4. Make friends and allies

I love having a work wife or an office bestie, and I learned that at my first job. During lunch, I used to watch House Hunters with another woman in the breakroom, and we’d bond by laughing over things like the woman on the show who wanted to move into a Chinese high-rise but was afraid of heights. That lighthearted friendship eventually developed into a sounding board and a voice of validation...because that’s what building trust and camaraderie does. Something felt off in a meeting? While strangers on TV shopped houses, I talked to my lunchmate about why that might be and how I could navigate it. Connecting with others on your team can help you practice empathy, recognize gaslighting and toxicity, see multiple perspectives, and work up the courage to make power moves. You don’t have to feel alone.

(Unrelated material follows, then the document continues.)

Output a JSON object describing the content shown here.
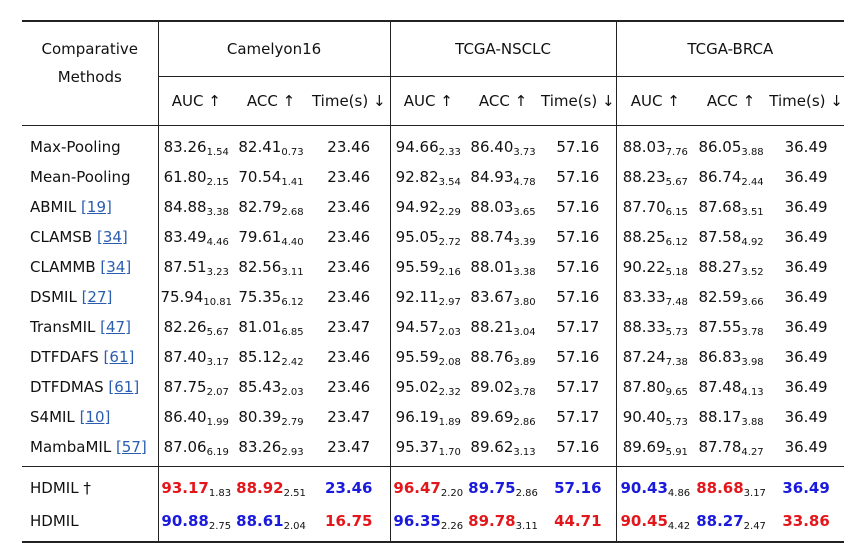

5. No job is perfect or forever

I don’t know many people whose first job was their dream job. Mine was okay on paper, but the environment wasn’t for me. The office was too quiet, and I had zero opportunities for collaboration. In fact, I spent the majority of my time so alone that I listened to all of Jane Austen’s classics on audiobook. At the time, though, I thought that was it. The end. I was going to spend the rest of my life looping Captain Wentworth’s proposal next to that broken laminator.

Clearly, I was wrong about the laminator. I eventually figured out what I wanted to do and made my first big career move, which was empowering, exciting, and the best decision of my life. But looking back, that foggy in-between period at my first job was helpful, too. I learned that you can like what you do but not where you are and how to spot when things aren’t working and when to leave

Jobs don’t have to be dreamy or even on a linear path to be instructive and foster growth. You take what you can from your workplaces and build a career out of the things at each that mattered to you. When you’re done collecting those experiences, either ask for more or brush up your resume. No job is forever.